Secondo il movimento, le condizioni di caldo intenso e lo stress idrico tipici del periodo estivo possono certamente incidere sulla fragilità degli ecosistemi fluviali, ma non sarebbero sufficienti a spiegare da sole quanto accaduto. "Non possono diventare un alibi per eludere il nodo delle responsabilità ambientali e amministrative", afferma il fondatore e portavoce Alessandro Dighero, che sollecita un approfondimento sulle eventuali criticità pregresse e sulla tempestività degli interventi.
Dighero chiede inoltre che gli esiti delle verifiche vengano resi pubblici "nel più breve tempo possibile" e che tutti i dati utili a ricostruire l’origine dell’episodio siano messi a disposizione della cittadinanza. Un passaggio che, secondo Rete Liguria – Bene Comune, sarebbe fondamentale per garantire trasparenza e ridurre il rischio di sfiducia nei confronti delle istituzioni.

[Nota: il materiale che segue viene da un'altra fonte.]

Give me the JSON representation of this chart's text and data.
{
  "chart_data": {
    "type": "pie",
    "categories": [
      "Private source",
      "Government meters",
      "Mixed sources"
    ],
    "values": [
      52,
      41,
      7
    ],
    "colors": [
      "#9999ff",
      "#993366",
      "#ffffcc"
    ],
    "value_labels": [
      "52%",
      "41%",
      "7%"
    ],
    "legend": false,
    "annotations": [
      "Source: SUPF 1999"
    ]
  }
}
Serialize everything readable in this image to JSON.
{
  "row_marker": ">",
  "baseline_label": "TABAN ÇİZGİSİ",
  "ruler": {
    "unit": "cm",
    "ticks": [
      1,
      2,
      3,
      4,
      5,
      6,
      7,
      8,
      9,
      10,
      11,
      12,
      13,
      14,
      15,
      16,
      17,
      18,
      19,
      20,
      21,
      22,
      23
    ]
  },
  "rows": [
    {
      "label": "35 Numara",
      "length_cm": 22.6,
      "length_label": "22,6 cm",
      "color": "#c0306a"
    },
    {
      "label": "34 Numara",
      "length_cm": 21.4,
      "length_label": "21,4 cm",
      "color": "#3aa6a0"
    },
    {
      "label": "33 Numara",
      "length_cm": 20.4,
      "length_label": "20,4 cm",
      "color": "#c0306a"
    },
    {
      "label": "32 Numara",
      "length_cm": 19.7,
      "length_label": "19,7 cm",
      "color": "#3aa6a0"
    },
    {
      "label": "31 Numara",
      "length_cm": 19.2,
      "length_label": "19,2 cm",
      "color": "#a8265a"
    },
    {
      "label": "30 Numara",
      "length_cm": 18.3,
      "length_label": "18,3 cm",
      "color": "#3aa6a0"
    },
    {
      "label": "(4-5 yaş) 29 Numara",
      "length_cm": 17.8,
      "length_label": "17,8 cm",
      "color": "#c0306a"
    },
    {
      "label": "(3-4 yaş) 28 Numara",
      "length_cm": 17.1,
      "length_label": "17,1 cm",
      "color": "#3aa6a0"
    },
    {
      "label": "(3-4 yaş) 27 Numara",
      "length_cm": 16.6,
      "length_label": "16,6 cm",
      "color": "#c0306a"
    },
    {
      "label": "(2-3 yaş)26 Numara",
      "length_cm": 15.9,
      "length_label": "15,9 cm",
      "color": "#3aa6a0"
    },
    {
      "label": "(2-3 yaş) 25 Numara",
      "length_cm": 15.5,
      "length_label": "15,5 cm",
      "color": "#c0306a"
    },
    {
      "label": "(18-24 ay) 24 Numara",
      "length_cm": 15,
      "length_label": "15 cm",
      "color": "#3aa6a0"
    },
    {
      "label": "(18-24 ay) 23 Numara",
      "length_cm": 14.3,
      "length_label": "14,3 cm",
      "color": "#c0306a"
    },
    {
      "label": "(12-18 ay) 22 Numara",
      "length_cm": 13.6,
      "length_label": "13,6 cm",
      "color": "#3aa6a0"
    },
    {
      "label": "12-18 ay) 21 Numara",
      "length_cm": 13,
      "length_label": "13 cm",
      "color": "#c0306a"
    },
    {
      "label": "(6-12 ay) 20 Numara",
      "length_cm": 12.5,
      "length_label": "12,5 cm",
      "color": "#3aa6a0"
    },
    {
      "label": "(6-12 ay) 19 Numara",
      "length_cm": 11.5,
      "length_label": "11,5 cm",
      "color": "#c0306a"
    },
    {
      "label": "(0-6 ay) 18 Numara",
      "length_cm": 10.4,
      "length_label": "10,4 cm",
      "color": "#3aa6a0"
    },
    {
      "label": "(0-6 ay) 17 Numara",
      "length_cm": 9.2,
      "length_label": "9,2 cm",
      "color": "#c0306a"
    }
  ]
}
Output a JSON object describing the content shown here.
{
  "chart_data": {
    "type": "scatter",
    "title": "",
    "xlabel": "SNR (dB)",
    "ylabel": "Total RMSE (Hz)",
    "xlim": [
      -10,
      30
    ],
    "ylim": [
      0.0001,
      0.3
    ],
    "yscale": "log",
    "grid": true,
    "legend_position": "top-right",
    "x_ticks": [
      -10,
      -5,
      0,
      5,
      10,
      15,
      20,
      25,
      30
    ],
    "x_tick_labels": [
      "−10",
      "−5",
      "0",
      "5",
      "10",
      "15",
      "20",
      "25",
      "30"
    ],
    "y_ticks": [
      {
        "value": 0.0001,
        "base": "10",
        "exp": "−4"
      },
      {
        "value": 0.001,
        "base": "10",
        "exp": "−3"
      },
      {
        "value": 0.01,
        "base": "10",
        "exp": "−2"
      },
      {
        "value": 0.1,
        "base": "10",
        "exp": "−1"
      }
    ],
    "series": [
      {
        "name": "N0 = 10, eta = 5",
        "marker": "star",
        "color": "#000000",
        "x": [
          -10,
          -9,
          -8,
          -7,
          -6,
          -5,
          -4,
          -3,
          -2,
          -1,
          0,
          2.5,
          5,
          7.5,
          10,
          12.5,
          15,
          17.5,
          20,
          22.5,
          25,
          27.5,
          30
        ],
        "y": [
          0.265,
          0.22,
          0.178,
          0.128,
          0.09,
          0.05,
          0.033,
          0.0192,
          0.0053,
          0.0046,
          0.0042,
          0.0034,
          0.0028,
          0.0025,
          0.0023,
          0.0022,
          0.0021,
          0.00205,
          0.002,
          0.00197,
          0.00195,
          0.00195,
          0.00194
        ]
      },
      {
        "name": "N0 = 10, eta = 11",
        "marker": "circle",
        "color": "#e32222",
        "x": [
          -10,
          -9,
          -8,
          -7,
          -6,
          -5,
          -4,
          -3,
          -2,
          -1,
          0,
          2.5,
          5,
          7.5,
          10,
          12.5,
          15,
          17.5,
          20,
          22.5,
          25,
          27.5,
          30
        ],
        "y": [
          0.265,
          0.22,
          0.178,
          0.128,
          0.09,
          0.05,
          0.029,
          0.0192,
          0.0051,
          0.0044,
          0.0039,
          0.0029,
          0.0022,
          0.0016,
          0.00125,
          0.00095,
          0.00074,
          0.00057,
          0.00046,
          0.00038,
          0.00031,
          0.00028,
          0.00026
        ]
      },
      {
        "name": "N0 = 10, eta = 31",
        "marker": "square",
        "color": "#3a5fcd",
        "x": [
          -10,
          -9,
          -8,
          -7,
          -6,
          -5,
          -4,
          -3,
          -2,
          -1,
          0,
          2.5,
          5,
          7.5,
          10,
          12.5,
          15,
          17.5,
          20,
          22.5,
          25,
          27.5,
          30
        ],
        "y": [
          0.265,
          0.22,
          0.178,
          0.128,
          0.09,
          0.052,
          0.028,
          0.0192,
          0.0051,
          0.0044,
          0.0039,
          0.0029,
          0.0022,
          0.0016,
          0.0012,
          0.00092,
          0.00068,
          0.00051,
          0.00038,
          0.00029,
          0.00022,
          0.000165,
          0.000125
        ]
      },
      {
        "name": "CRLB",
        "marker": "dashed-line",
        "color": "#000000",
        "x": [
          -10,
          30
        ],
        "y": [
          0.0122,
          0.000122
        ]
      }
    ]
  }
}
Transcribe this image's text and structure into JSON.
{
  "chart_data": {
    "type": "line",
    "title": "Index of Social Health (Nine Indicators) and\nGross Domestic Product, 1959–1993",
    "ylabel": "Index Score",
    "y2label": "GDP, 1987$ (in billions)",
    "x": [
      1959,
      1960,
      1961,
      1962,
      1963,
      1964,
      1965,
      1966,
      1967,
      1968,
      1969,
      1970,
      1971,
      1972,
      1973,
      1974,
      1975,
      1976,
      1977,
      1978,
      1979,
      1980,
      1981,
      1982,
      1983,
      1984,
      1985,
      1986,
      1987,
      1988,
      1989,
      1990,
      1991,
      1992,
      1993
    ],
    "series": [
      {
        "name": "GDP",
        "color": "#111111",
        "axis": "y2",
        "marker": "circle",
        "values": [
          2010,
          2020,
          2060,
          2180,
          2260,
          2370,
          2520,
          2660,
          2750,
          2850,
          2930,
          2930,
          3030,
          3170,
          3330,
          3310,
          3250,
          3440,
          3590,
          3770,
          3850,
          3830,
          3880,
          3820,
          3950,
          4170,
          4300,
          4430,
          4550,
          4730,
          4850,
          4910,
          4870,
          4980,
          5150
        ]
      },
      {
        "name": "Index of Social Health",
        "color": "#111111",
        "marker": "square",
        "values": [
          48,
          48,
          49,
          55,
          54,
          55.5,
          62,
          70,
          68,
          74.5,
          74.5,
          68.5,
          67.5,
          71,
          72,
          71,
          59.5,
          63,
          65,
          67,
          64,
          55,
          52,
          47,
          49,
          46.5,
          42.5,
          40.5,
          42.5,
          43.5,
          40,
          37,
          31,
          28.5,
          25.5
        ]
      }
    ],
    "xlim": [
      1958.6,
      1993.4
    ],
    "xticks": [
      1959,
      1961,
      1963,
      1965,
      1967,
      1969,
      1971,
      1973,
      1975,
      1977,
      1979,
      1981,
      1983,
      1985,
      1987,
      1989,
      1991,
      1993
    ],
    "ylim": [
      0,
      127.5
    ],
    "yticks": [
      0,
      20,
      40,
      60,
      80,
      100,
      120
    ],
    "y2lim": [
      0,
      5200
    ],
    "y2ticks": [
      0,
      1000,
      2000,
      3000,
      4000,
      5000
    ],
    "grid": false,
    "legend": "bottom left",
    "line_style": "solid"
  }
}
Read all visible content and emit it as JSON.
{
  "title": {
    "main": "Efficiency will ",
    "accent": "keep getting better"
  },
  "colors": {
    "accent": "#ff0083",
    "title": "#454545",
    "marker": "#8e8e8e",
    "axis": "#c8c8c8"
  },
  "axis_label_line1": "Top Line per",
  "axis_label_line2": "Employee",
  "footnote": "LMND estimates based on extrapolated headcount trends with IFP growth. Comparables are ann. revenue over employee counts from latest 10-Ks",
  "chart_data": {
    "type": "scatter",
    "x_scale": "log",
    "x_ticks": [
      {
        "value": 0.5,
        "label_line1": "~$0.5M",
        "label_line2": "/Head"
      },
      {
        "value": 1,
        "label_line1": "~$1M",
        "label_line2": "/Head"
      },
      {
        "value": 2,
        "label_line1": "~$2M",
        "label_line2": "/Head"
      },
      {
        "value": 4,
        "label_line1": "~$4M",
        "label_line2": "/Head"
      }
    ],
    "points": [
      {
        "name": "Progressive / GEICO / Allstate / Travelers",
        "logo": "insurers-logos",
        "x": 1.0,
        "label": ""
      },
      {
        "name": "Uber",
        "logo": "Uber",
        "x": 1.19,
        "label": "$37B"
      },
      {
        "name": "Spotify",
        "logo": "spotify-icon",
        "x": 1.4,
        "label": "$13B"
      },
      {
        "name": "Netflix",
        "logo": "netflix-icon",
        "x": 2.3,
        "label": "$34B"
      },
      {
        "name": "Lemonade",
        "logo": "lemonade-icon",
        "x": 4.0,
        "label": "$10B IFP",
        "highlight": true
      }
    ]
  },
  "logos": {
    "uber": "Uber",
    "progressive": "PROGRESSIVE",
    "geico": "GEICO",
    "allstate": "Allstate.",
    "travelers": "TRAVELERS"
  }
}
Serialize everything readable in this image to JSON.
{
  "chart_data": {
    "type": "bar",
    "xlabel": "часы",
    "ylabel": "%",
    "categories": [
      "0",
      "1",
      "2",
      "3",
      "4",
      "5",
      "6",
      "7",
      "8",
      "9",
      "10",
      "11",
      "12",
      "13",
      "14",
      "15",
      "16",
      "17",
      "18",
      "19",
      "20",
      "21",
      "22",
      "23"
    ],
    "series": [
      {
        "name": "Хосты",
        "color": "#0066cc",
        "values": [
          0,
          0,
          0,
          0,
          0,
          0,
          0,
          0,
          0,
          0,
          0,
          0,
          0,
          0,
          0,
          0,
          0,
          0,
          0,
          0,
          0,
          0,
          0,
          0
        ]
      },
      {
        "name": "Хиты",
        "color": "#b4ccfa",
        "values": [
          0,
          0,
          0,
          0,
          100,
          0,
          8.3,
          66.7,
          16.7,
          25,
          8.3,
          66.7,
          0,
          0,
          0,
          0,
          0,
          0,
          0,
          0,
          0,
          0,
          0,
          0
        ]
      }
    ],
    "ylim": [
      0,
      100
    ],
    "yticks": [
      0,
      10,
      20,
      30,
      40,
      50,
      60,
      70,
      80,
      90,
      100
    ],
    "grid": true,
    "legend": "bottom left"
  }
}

Nella nota viene richiamata anche "la necessità di un coordinamento più efficace tra autorità ambientali e sanitarie, evitando – si sottolinea – comunicazioni generiche o rassicurazioni premature". Un approccio che, secondo il movimento, "rischierebbe di non rispondere adeguatamente alle preoccupazioni del territorio".
Da qui l’appello finale a non considerare la Val Bormida un’area marginale, da attenzionare solo in caso di emergenze. "La tutela del fiume e dell’ambiente deve diventare una priorità stabile, con investimenti strutturali in prevenzione, monitoraggio e salvaguardia del territorio. Servono scelte chiare, non interventi tardivi e frammentari", conclude Dighero.